I have a pd DataFrame, typically on this format:
1 2 3 4
0.1100 0.0000E+00 1.0000E+00 5.0000E+00
0.1323 7.7444E-05 8.7935E-01 1.0452E+00
0.1545 4.3548E-04 7.7209E-01 4.5432E-01
0.1768 1.2130E-03 6.7193E-01 2.6896E-01
0.1990 2.5349E-03 5.7904E-01 1.8439E-01
0.2213 4.5260E-03 4.9407E-01 1.3771E-01
What I would like to do is re-sample the column 1 (index) values from a list, for example represented by:
indexList = numpy.linspace(0.11, 0.25, 8)
Then I need the values for columns 2, 3 and 4 to be linearly interpolated from the input DataFrame (it is always only my column 1 that I re-sample/reindex) - and if necessary extrapolated, as the min/max values for my list is not necessarily within my existing column 1 (index). However the key point is the interpolation part. I am quite new to python, but I was thinking using an approach like this:
- output_df = DataFrame.reindex(index=indexList) - this will give me mainly NaN's for columns 2-4.
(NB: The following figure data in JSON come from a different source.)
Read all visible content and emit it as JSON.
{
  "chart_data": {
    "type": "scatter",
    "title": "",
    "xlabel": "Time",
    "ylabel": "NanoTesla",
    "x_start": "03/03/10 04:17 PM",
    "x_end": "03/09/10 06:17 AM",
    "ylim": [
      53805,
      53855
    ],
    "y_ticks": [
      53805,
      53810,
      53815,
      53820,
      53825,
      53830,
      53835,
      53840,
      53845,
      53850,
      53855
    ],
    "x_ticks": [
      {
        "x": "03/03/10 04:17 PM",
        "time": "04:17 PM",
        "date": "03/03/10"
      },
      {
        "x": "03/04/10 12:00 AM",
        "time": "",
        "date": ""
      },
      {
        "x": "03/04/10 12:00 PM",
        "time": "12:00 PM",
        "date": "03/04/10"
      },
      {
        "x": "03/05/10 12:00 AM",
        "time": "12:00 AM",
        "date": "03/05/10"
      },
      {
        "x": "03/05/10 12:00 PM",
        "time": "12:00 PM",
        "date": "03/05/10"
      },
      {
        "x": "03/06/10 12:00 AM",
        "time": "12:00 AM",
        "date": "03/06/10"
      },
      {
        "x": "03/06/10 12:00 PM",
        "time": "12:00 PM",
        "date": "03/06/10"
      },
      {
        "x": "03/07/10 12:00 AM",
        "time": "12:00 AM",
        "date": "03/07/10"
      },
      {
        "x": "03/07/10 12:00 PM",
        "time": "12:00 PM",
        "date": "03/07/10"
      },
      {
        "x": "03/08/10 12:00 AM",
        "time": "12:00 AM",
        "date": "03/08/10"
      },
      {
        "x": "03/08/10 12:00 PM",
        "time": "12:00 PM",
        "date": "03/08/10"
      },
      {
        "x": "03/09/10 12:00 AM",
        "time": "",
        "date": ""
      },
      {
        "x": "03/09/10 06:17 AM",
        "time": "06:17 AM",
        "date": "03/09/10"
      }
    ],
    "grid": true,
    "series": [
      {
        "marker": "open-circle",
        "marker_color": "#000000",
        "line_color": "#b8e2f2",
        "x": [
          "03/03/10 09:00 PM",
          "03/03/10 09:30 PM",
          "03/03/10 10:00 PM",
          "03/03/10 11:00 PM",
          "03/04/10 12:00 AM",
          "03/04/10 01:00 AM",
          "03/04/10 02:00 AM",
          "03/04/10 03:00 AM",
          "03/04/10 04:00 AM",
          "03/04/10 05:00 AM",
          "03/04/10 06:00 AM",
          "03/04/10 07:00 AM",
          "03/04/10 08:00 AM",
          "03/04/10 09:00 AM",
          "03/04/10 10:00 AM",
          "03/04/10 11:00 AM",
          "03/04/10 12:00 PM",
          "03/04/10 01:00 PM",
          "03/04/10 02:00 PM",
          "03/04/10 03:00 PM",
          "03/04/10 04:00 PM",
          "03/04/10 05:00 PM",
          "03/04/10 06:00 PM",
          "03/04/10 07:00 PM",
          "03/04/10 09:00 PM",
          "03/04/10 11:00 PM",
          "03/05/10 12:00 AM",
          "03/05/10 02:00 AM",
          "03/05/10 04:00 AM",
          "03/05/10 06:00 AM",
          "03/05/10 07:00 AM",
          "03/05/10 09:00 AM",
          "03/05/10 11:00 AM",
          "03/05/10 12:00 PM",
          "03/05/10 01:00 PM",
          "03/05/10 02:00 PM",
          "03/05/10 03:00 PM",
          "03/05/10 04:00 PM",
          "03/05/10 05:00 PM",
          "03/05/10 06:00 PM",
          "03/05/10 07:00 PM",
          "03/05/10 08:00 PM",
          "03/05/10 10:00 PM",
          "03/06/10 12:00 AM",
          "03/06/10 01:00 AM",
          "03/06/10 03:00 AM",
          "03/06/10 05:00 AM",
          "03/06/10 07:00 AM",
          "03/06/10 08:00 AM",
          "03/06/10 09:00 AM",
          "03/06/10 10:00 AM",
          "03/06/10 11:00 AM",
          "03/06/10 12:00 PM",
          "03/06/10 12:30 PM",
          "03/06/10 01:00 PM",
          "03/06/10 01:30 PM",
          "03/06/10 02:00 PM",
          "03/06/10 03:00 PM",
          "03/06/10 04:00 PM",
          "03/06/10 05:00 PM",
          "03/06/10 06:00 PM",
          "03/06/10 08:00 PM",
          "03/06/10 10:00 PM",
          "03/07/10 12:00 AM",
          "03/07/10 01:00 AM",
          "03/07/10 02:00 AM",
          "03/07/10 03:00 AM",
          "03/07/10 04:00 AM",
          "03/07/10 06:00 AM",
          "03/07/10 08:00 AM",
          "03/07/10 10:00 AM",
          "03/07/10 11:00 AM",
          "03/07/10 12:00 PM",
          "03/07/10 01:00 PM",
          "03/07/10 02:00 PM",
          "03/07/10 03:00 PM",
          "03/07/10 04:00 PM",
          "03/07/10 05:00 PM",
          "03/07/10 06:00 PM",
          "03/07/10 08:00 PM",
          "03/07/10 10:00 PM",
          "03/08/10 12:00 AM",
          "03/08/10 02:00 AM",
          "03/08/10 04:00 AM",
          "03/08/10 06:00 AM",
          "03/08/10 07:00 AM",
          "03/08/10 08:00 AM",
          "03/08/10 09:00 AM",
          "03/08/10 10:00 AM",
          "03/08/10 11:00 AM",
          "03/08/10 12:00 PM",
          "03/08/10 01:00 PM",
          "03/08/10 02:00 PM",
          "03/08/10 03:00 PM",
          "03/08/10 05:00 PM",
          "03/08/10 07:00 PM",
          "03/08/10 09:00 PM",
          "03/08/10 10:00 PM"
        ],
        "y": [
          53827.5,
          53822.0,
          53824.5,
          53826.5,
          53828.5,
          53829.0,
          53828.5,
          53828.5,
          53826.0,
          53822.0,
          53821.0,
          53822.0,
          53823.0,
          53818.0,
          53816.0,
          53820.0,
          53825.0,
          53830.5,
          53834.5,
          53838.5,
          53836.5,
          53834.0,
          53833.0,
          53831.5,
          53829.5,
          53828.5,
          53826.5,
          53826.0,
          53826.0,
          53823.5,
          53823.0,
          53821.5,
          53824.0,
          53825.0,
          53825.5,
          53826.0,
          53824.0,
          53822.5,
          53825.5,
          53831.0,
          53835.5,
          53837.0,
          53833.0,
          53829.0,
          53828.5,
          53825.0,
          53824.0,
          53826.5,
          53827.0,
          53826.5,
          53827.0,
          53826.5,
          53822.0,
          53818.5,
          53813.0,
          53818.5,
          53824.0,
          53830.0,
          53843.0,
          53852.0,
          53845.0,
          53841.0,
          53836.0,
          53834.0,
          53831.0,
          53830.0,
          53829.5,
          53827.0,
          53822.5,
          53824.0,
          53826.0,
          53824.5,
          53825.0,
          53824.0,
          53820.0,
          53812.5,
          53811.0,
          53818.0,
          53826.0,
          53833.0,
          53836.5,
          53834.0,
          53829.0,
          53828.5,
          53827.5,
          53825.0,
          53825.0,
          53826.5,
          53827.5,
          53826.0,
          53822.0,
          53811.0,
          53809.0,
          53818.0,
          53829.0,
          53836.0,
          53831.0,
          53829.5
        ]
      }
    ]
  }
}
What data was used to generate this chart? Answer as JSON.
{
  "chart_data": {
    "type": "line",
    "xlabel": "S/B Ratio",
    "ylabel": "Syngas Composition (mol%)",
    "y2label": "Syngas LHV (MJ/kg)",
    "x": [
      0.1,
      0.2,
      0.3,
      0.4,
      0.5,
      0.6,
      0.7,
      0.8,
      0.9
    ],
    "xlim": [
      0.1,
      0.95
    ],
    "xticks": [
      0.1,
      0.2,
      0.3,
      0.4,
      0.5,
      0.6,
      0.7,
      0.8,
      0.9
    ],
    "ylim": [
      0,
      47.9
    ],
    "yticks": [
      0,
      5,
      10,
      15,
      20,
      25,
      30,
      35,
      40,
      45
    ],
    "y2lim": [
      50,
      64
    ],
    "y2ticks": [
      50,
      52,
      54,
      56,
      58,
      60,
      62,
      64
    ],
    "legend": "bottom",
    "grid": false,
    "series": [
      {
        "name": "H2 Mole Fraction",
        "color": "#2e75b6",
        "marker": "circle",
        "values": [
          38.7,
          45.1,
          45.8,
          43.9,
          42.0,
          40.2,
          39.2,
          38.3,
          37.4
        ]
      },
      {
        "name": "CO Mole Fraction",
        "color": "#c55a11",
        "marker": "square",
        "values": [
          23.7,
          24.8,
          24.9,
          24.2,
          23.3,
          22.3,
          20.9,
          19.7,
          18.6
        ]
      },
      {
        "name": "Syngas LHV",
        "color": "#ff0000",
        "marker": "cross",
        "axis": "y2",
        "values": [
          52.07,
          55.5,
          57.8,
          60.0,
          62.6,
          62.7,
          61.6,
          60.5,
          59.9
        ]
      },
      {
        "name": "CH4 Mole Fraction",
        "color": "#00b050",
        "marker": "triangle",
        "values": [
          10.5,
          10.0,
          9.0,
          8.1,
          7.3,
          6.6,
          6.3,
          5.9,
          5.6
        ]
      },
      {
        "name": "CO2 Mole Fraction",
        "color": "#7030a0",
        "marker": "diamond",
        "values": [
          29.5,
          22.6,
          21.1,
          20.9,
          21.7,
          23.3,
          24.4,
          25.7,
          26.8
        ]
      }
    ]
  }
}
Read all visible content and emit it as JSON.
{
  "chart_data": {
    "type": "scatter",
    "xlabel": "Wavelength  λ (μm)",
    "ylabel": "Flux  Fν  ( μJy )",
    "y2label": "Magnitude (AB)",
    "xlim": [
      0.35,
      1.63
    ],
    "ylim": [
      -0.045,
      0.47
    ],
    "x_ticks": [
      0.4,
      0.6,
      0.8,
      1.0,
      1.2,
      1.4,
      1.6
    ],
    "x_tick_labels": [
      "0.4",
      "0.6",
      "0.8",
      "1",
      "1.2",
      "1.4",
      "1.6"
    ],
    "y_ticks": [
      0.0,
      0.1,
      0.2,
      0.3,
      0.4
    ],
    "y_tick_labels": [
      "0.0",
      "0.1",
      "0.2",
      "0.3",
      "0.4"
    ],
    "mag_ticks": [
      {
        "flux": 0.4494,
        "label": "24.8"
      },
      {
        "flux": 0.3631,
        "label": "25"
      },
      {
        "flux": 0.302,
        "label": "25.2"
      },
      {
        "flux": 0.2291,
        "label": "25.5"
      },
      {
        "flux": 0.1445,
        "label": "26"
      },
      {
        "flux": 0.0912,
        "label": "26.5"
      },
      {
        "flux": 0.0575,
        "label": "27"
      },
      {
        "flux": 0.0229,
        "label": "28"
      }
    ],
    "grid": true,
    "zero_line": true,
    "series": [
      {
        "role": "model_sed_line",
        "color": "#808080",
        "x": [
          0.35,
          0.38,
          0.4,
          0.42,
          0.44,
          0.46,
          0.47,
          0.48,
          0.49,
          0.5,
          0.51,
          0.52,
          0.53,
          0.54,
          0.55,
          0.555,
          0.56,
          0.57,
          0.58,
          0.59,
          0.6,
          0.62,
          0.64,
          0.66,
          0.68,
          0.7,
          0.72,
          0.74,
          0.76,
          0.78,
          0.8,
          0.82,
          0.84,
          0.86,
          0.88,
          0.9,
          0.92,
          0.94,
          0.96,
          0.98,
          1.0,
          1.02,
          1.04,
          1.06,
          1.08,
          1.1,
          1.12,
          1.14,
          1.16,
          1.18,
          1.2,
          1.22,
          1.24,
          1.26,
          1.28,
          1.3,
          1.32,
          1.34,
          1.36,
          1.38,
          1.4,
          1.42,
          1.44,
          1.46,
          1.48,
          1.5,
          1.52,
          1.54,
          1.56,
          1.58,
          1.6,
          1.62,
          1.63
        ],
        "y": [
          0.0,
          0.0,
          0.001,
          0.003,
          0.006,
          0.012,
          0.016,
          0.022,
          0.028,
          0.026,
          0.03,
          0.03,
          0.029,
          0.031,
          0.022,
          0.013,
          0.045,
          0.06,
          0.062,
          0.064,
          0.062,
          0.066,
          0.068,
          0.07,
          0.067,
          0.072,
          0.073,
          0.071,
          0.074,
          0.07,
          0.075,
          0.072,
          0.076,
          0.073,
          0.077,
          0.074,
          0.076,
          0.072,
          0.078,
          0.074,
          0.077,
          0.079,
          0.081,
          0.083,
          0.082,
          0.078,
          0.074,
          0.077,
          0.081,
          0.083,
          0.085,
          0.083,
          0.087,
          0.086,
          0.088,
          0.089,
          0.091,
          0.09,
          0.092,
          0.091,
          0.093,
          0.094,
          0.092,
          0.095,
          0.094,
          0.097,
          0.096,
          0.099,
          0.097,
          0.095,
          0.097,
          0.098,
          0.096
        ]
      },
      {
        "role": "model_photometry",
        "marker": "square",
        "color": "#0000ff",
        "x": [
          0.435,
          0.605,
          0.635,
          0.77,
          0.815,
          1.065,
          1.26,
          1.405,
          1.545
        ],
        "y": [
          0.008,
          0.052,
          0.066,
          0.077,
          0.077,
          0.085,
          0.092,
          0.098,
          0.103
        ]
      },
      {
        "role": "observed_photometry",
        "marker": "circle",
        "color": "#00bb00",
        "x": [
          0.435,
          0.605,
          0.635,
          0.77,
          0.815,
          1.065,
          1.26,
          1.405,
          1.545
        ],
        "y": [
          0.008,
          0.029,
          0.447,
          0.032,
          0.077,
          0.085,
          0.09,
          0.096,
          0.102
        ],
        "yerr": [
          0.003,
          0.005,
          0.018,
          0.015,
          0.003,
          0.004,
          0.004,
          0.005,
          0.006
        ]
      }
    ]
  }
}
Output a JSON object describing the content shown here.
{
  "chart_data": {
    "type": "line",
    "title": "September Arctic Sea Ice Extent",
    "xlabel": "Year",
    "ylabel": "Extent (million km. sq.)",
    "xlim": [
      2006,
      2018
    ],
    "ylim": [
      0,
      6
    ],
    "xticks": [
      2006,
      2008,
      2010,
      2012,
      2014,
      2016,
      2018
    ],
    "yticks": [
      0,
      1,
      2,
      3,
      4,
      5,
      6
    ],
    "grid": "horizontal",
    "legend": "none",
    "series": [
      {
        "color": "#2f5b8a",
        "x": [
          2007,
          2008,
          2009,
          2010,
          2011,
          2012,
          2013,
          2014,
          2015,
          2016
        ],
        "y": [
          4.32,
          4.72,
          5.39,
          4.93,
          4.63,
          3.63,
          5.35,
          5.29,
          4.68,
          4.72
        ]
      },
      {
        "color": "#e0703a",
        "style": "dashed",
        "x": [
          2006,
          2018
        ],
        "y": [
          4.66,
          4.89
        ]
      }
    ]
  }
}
- for index, row in output_df.iterrows()
"function that calculates interpolated/extrapolated values from DataFrame and inserts them at correct row/column"
Somehow it feels like I should be able to use the .interpolate functionality, but I cannot figure out how. I cannot use it straightforward - it will be too inaccurate since most of my entries after re-indexing as mentioned in columns 2-4 will be NaN's; the interpolation should be done within the two closest values of my initial DataFrame. Any good tips anyone? (and if my format/intension is unclear, please let me know...)
Assuming column 1 is in the index, you can reindex your dataframe with the original values along with the list you created and then use interpolate to fill in the nan's.